Why is the constraint $\|w\| = 1$ non-convex?

What makes a constraint convex is not the convexity (or otherwise) of the functions involved, but rather the convexity of the set of points that satisfy the constraint.

The set of points satisfying $\|w\|=1$ is the surface of a norm ball. For the Euclidean norm $\|w\|=\langle w, w\rangle^{1/2}$, it is the surface of an $n$-sphere. These points do not form a convex set. To see this, consider the line segment between any point in the set $w$ and its negative $-w$, also on the surface of the ball. The midpoint of this segment is the origin, which of course is not in the set. This contradicts a claim of convexity, which requires that the entire segment lie within the set. (In fact, when $n=1$, the set consists of just two points!)

The set $\|w\|\leq 1$, on the other hand, is the entire norm ball, including the interior.
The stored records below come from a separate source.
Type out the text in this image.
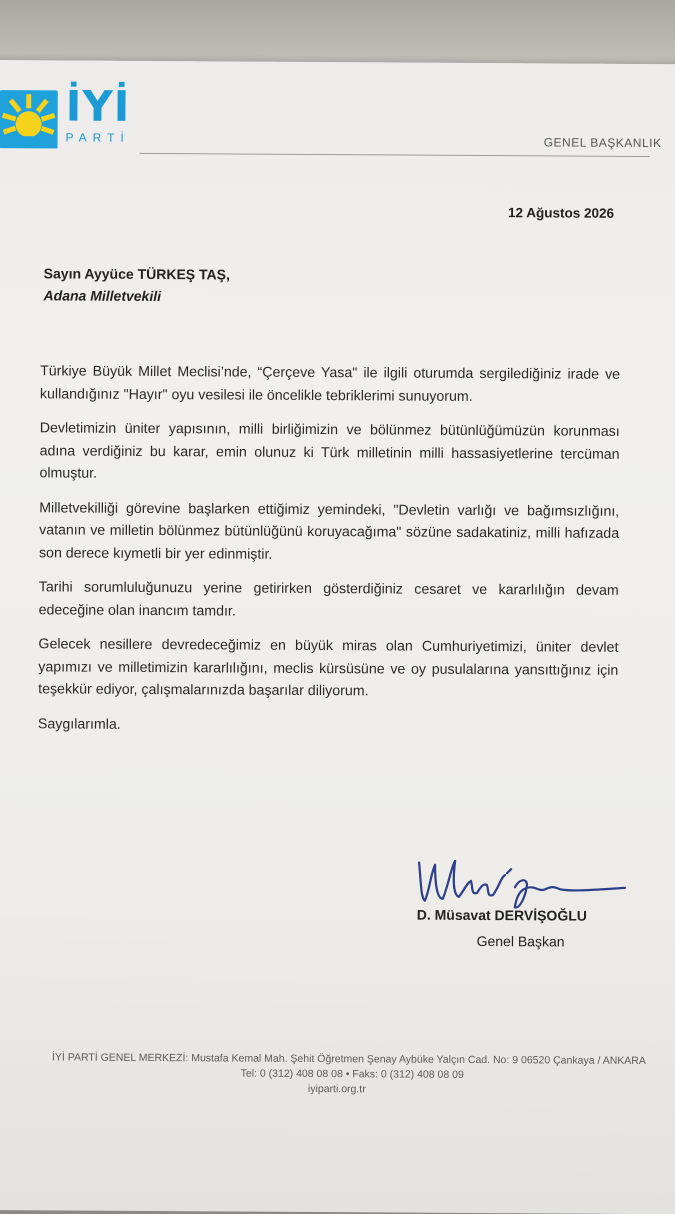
İYİ
PARTİ	GENEL BAŞKANLIK
12 Ağustos 2026
Sayın Ayyüce TÜRKEŞ TAŞ,
Adana Milletvekili

Türkiye Büyük Millet Meclisi’nde, “Çerçeve Yasa" ile ilgili oturumda sergilediğiniz irade ve kullandığınız "Hayır" oyu vesilesi ile öncelikle tebriklerimi sunuyorum.

Devletimizin üniter yapısının, milli birliğimizin ve bölünmez bütünlüğümüzün korunması adına verdiğiniz bu karar, emin olunuz ki Türk milletinin milli hassasiyetlerine tercüman olmuştur.

Milletvekilliği görevine başlarken ettiğimiz yemindeki, "Devletin varlığı ve bağımsızlığını, vatanın ve milletin bölünmez bütünlüğünü koruyacağıma" sözüne sadakatiniz, milli hafızada son derece kıymetli bir yer edinmiştir.

Tarihi sorumluluğunuzu yerine getirirken gösterdiğiniz cesaret ve kararlılığın devam edeceğine olan inancım tamdır.

Gelecek nesillere devredeceğimiz en büyük miras olan Cumhuriyetimizi, üniter devlet yapımızı ve milletimizin kararlılığını, meclis kürsüsüne ve oy pusulalarına yansıttığınız için teşekkür ediyor, çalışmalarınızda başarılar diliyorum.

Saygılarımla.

D. Müsavat DERVİŞOĞLU
Genel Başkan
İYİ PARTİ GENEL MERKEZİ: Mustafa Kemal Mah. Şehit Öğretmen Şenay Aybüke Yalçın Cad. No: 9 06520 Çankaya / ANKARA
Tel: 0 (312) 408 08 08 • Faks: 0 (312) 408 08 09
iyiparti.org.tr
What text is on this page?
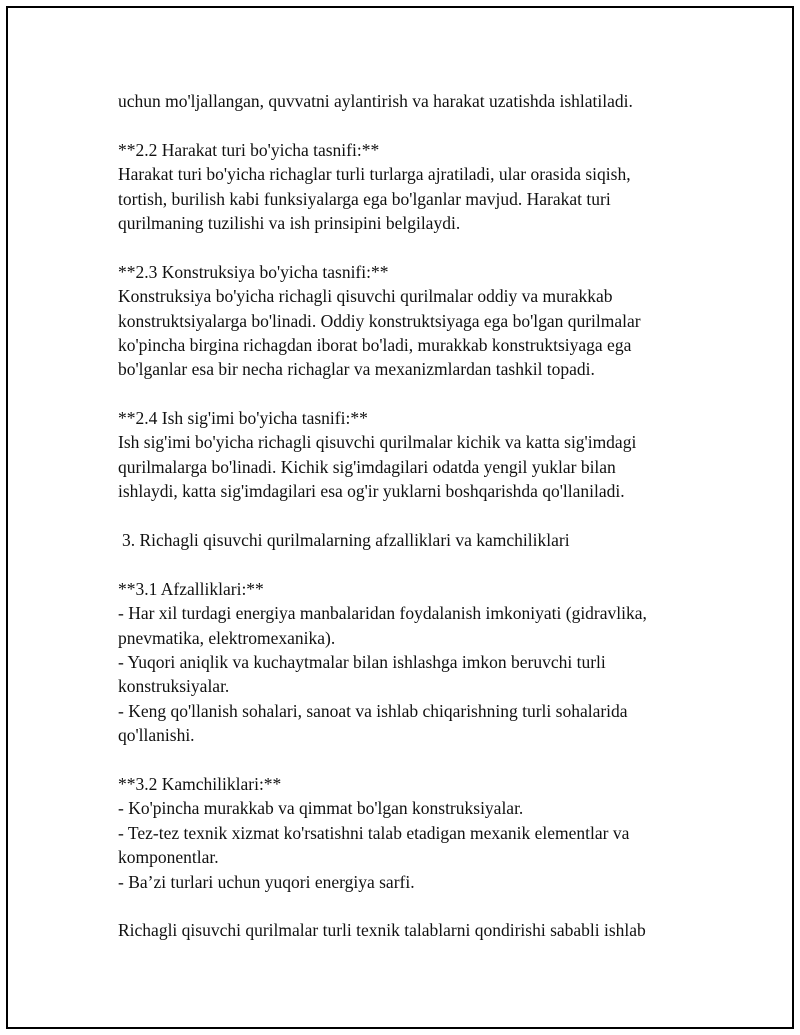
uchun mo'ljallangan, quvvatni aylantirish va harakat uzatishda ishlatiladi.
**2.2 Harakat turi bo'yicha tasnifi:**
Harakat turi bo'yicha richaglar turli turlarga ajratiladi, ular orasida siqish,
tortish, burilish kabi funksiyalarga ega bo'lganlar mavjud. Harakat turi
qurilmaning tuzilishi va ish prinsipini belgilaydi.
**2.3 Konstruksiya bo'yicha tasnifi:**
Konstruksiya bo'yicha richagli qisuvchi qurilmalar oddiy va murakkab
konstruktsiyalarga bo'linadi. Oddiy konstruktsiyaga ega bo'lgan qurilmalar
ko'pincha birgina richagdan iborat bo'ladi, murakkab konstruktsiyaga ega
bo'lganlar esa bir necha richaglar va mexanizmlardan tashkil topadi.
**2.4 Ish sig'imi bo'yicha tasnifi:**
Ish sig'imi bo'yicha richagli qisuvchi qurilmalar kichik va katta sig'imdagi
qurilmalarga bo'linadi. Kichik sig'imdagilari odatda yengil yuklar bilan
ishlaydi, katta sig'imdagilari esa og'ir yuklarni boshqarishda qo'llaniladi.
3. Richagli qisuvchi qurilmalarning afzalliklari va kamchiliklari
**3.1 Afzalliklari:**
- Har xil turdagi energiya manbalaridan foydalanish imkoniyati (gidravlika,
pnevmatika, elektromexanika).
- Yuqori aniqlik va kuchaytmalar bilan ishlashga imkon beruvchi turli
konstruksiyalar.
- Keng qo'llanish sohalari, sanoat va ishlab chiqarishning turli sohalarida
qo'llanishi.
**3.2 Kamchiliklari:**
- Ko'pincha murakkab va qimmat bo'lgan konstruksiyalar.
- Tez-tez texnik xizmat ko'rsatishni talab etadigan mexanik elementlar va
komponentlar.
- Ba’zi turlari uchun yuqori energiya sarfi.
Richagli qisuvchi qurilmalar turli texnik talablarni qondirishi sababli ishlab
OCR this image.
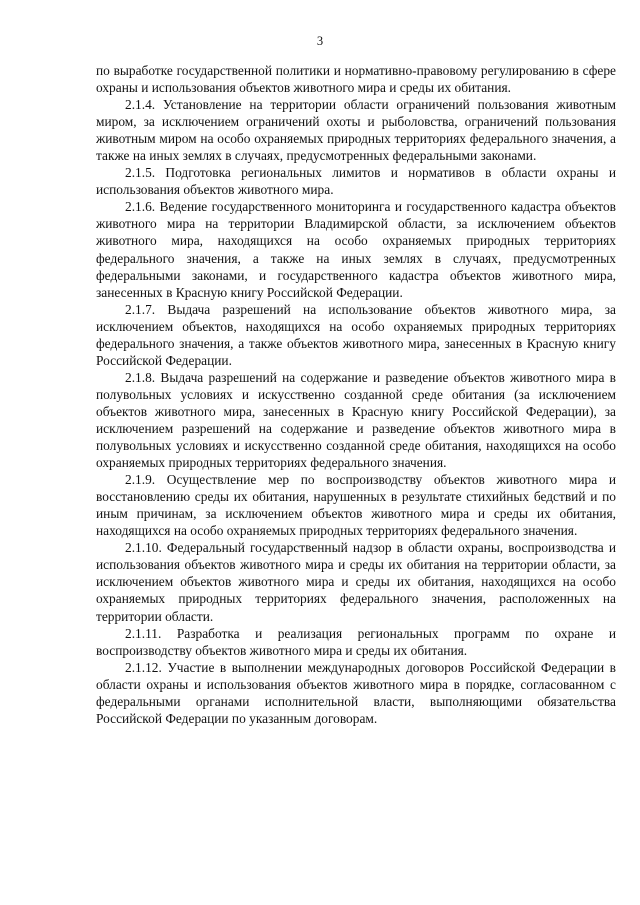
3

по выработке государственной политики и нормативно-правовому регулированию в сфере охраны и использования объектов животного мира и среды их обитания.

2.1.4. Установление на территории области ограничений пользования животным миром, за исключением ограничений охоты и рыболовства, ограничений пользования животным миром на особо охраняемых природных территориях федерального значения, а также на иных землях в случаях, предусмотренных федеральными законами.

2.1.5. Подготовка региональных лимитов и нормативов в области охраны и использования объектов животного мира.

2.1.6. Ведение государственного мониторинга и государственного кадастра объектов животного мира на территории Владимирской области, за исключением объектов животного мира, находящихся на особо охраняемых природных территориях федерального значения, а также на иных землях в случаях, предусмотренных федеральными законами, и государственного кадастра объектов животного мира, занесенных в Красную книгу Российской Федерации.

2.1.7. Выдача разрешений на использование объектов животного мира, за исключением объектов, находящихся на особо охраняемых природных территориях федерального значения, а также объектов животного мира, занесенных в Красную книгу Российской Федерации.

2.1.8. Выдача разрешений на содержание и разведение объектов животного мира в полувольных условиях и искусственно созданной среде обитания (за исключением объектов животного мира, занесенных в Красную книгу Российской Федерации), за исключением разрешений на содержание и разведение объектов животного мира в полувольных условиях и искусственно созданной среде обитания, находящихся на особо охраняемых природных территориях федерального значения.

2.1.9. Осуществление мер по воспроизводству объектов животного мира и восстановлению среды их обитания, нарушенных в результате стихийных бедствий и по иным причинам, за исключением объектов животного мира и среды их обитания, находящихся на особо охраняемых природных территориях федерального значения.

2.1.10. Федеральный государственный надзор в области охраны, воспроизводства и использования объектов животного мира и среды их обитания на территории области, за исключением объектов животного мира и среды их обитания, находящихся на особо охраняемых природных территориях федерального значения, расположенных на территории области.

2.1.11. Разработка и реализация региональных программ по охране и воспроизводству объектов животного мира и среды их обитания.

2.1.12. Участие в выполнении международных договоров Российской Федерации в области охраны и использования объектов животного мира в порядке, согласованном с федеральными органами исполнительной власти, выполняющими обязательства Российской Федерации по указанным договорам.
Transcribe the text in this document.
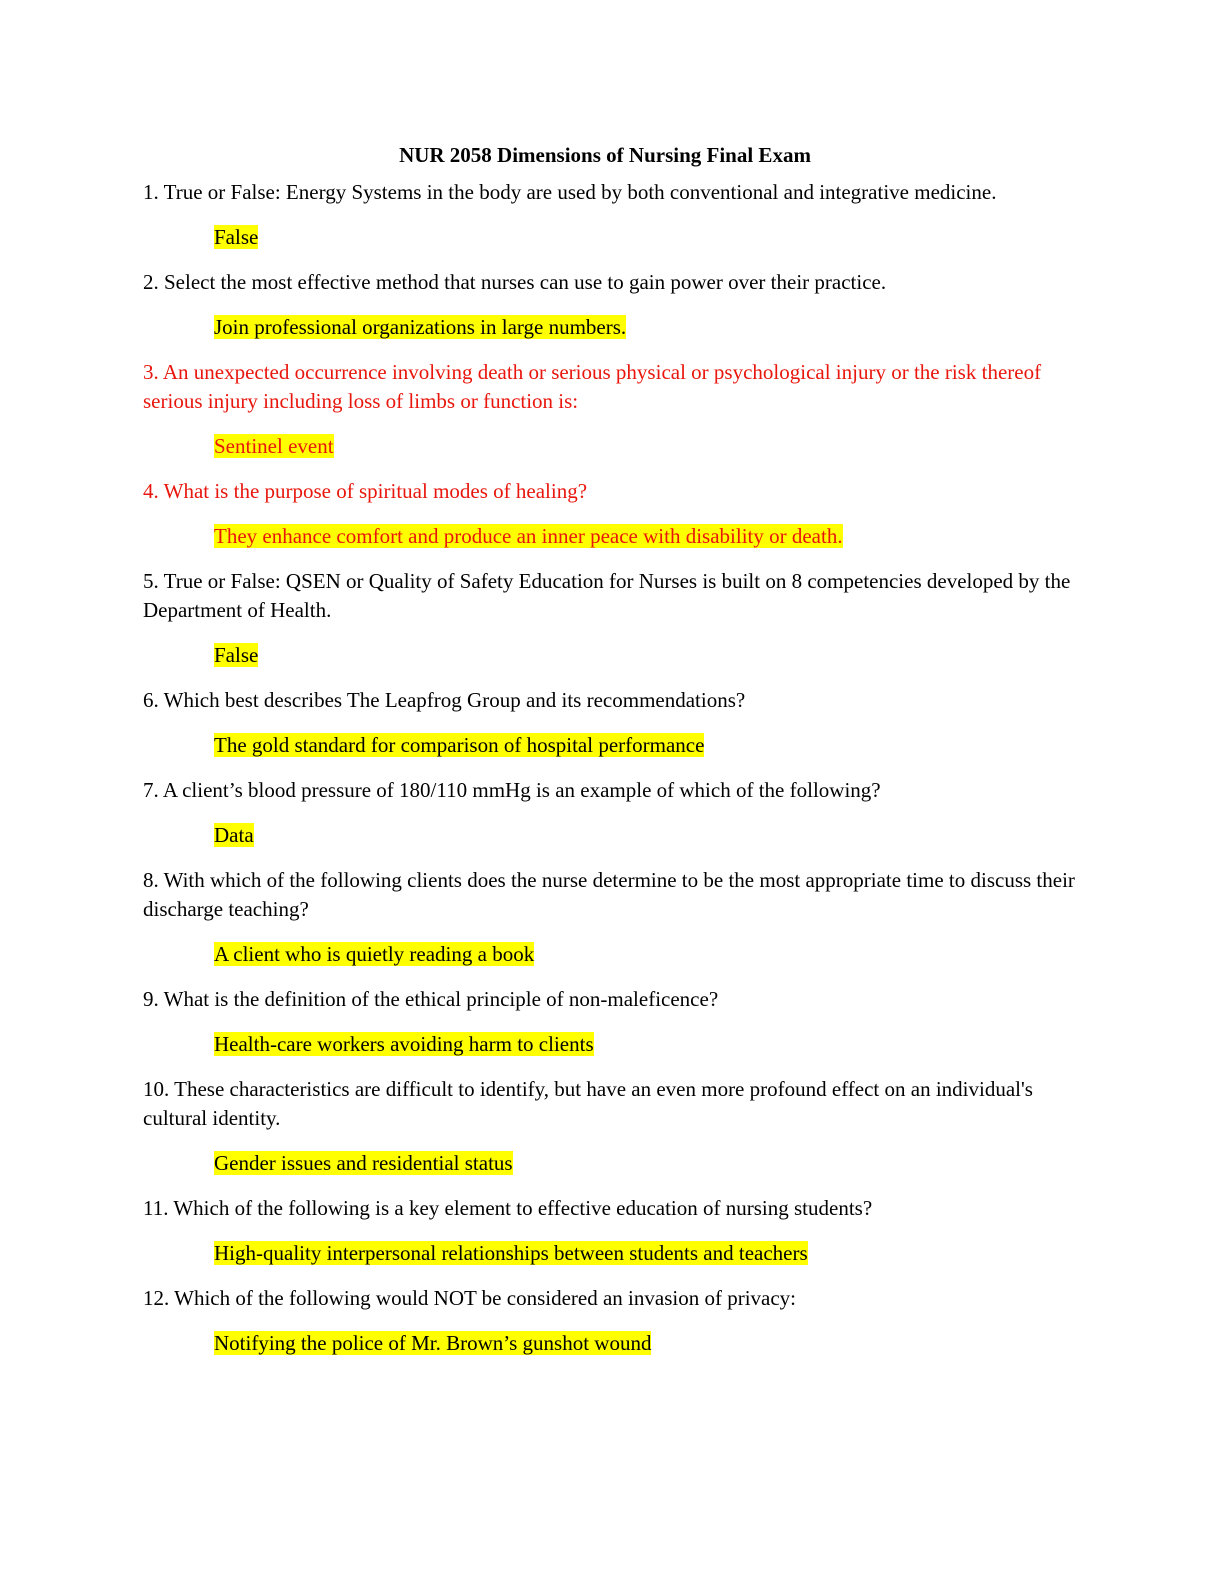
NUR 2058 Dimensions of Nursing Final Exam

1. True or False: Energy Systems in the body are used by both conventional and integrative medicine.

False

2. Select the most effective method that nurses can use to gain power over their practice.

Join professional organizations in large numbers.

3. An unexpected occurrence involving death or serious physical or psychological injury or the risk thereof serious injury including loss of limbs or function is:

Sentinel event

4. What is the purpose of spiritual modes of healing?

They enhance comfort and produce an inner peace with disability or death.

5. True or False: QSEN or Quality of Safety Education for Nurses is built on 8 competencies developed by the Department of Health.

False

6. Which best describes The Leapfrog Group and its recommendations?

The gold standard for comparison of hospital performance

7. A client’s blood pressure of 180/110 mmHg is an example of which of the following?

Data

8. With which of the following clients does the nurse determine to be the most appropriate time to discuss their discharge teaching?

A client who is quietly reading a book

9. What is the definition of the ethical principle of non-maleficence?

Health-care workers avoiding harm to clients

10. These characteristics are difficult to identify, but have an even more profound effect on an individual's cultural identity.

Gender issues and residential status

11. Which of the following is a key element to effective education of nursing students?

High-quality interpersonal relationships between students and teachers

12. Which of the following would NOT be considered an invasion of privacy:

Notifying the police of Mr. Brown’s gunshot wound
This is a convex set; so it is a convex constraint.

In practice, equality constraints involving nonlinear functions are almost never convex. The exceptions tend to be trivial to reduce to an equivalent set of linear equations.

Consider $x$ such that $\|x\| = 1$. Then you also have that $\|-x\| = 1$ but what about $\frac{1}{2}(x+(-x))$? This has norm $0$ and so $\frac{1}{2}(x+(-x))$ is not in the set, i.e. the unit sphere is not closed under convex combinations.